Estimated scope: small/moderate once the design is settled — 200400 lines + tests + ADR.

8. Smaller polish

  • Readline shortcuts I1b (Ctrl-A/Ctrl-E and friends).
  • Multi-line input I1 (Enter inserts newline, Ctrl-Enter submits).
  • Tab completion I3.
  • Syntax highlighting I4.
  • CI (TT5) — the test infrastructure exists; the workflow file does not.

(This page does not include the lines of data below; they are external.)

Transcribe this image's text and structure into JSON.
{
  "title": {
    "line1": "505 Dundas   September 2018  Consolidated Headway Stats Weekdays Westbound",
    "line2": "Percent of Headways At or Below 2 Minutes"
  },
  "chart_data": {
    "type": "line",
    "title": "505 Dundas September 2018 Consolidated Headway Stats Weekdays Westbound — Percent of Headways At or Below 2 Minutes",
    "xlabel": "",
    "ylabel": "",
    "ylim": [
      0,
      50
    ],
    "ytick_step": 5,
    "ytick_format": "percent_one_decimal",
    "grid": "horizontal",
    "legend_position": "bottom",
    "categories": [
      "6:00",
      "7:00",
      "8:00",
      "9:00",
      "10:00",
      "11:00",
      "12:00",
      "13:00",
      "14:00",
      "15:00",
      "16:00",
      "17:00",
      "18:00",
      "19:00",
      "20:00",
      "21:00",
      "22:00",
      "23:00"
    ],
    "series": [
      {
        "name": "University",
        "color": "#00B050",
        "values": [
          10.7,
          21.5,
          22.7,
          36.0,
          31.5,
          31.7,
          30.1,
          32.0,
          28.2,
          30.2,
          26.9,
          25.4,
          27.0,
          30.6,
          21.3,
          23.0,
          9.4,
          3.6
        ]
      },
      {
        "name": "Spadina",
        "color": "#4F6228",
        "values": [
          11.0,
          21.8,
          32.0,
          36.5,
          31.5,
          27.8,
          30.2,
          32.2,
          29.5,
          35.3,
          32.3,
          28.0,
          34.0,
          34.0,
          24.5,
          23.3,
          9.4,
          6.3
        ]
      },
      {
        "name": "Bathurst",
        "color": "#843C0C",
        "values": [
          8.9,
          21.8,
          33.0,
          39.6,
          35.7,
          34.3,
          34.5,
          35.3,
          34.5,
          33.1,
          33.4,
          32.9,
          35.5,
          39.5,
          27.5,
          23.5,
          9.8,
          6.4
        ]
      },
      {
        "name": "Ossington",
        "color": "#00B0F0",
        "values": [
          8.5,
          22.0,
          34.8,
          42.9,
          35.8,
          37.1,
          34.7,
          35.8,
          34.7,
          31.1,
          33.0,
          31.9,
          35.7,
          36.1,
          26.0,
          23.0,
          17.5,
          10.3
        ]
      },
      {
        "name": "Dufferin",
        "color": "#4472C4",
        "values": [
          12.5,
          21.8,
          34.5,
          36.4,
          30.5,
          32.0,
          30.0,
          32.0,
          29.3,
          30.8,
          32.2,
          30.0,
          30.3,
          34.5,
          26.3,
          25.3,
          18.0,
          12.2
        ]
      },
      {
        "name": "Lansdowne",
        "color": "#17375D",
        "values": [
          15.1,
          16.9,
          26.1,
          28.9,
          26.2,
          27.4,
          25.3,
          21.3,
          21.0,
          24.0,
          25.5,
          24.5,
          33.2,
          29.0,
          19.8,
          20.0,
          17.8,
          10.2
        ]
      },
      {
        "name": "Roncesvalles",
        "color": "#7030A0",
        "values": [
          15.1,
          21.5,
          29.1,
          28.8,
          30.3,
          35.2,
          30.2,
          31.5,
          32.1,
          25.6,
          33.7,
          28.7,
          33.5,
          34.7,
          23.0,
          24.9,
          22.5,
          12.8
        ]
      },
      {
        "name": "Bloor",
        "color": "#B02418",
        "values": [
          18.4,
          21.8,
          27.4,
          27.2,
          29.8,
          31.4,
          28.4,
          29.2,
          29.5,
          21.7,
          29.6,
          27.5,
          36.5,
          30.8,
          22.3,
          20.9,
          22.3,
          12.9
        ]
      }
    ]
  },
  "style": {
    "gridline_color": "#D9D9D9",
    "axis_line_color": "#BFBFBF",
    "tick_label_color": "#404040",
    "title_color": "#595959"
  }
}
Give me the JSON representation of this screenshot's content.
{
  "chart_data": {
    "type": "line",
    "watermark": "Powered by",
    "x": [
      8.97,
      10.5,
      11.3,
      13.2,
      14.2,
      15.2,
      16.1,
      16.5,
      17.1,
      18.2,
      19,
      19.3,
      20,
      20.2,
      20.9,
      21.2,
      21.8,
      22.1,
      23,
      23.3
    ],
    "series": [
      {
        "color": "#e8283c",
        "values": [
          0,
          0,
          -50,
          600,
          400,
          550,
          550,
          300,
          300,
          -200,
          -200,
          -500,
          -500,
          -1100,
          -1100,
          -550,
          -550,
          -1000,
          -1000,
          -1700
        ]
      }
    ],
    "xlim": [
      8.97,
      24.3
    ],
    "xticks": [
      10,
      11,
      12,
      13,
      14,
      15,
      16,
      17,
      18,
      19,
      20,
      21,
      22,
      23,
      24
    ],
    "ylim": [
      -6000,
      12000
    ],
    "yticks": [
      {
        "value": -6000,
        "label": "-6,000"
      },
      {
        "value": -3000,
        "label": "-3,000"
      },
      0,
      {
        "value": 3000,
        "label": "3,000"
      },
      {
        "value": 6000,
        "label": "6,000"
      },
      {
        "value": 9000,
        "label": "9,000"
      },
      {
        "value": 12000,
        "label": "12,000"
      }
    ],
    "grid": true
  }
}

Sharp edges and subtleties

Things that took thought during this session and might trip up a new agent:

  • update() is pure-sync; the runtime is async. The Elm pattern (ADR-0001 / ADR-0010) is a hard rule. Don't make update() async or do DB calls inside it; emit Actions and let the runtime dispatch.
  • Schema mutations always update metadata. Both __rdbms_playground_columns and __rdbms_playground_relationships are in transactions with the DDL they belong to. A new DDL operation that touches columns or relationships and forgets to update metadata will produce subtly wrong describe_table output later.
  • rebuild_table is the load-bearing primitive for any FK change. SQLite cannot ALTER FK constraints in place. The primitive runs PRAGMA foreign_keys = OFF outside a transaction (the pragma is a no-op inside one), then performs the swap.
  • Wrap-aware scroll math. The renderer reports both visible-row count and total wrapped-row count to App via note_output_viewport. Writing scroll-related code without understanding this will produce off-by-many bugs (the user hit one twice in this session).
  • Command::target_table vs display_subject. They differ for relationship commands: target_table() is the parent (drives the post-action description); display_subject() prints the from .. to .. form for the [ok] line.
  • Ratatui's Paragraph::line_count is unstable. We approximate via character-count division (approximate_wrapped_rows_from_output in ui.rs). Off-by- one at boundaries is acceptable for scroll capping.
  • set_default is not implemented. ADR-0014 commits to the four other actions (no action, restrict, set null, cascade). When DEFAULT constraints land (C3 partial), set default joins the family.
  • The user has expressed strong preferences several times. Reread the relevant ADRs (especially 0009 on syntax conventions; 0011 on type compatibility; 0013 on relationship naming) before making any DSL grammar change.

How to take over

  1. Read this file.
  2. Read CLAUDE.md for the working-style rules and current layout.
  3. Read docs/requirements.md for granular progress.
  4. Skim docs/adr/README.md; read any ADR you'll touch.
  5. Run cargo test to confirm the 200-test green baseline.
  6. cargo run --release to see the app in action — try the smoke test below.

End-to-end smoke test

Verifies the playground works from create-table through relationships through writes through cascade:

create table Customers with pk id:serial
add column Customers: Name (text)
create table Orders with pk id:serial
add column Orders: CustId (int)
add 1:n relationship from Customers.id to Orders.CustId on delete cascade
insert into Customers ('Alice')
insert into Customers ('Bob')
insert into Orders (CustId) values (1)
show data Customers
show data Orders
delete from Customers where id=1
show data Orders                              -- empty (cascaded)
quit

If anything in that sequence fails, something is wrong. The sequence exercises auto-PK, auto-shortid (no, wait — Customers is serial, not shortid; for shortid replace pk id:serial with pk id:shortid), FK compatibility (Customers.id is serial → Orders.CustId must be int), the rebuild-table dance when adding the relationship, the insert short form, and cascade delete.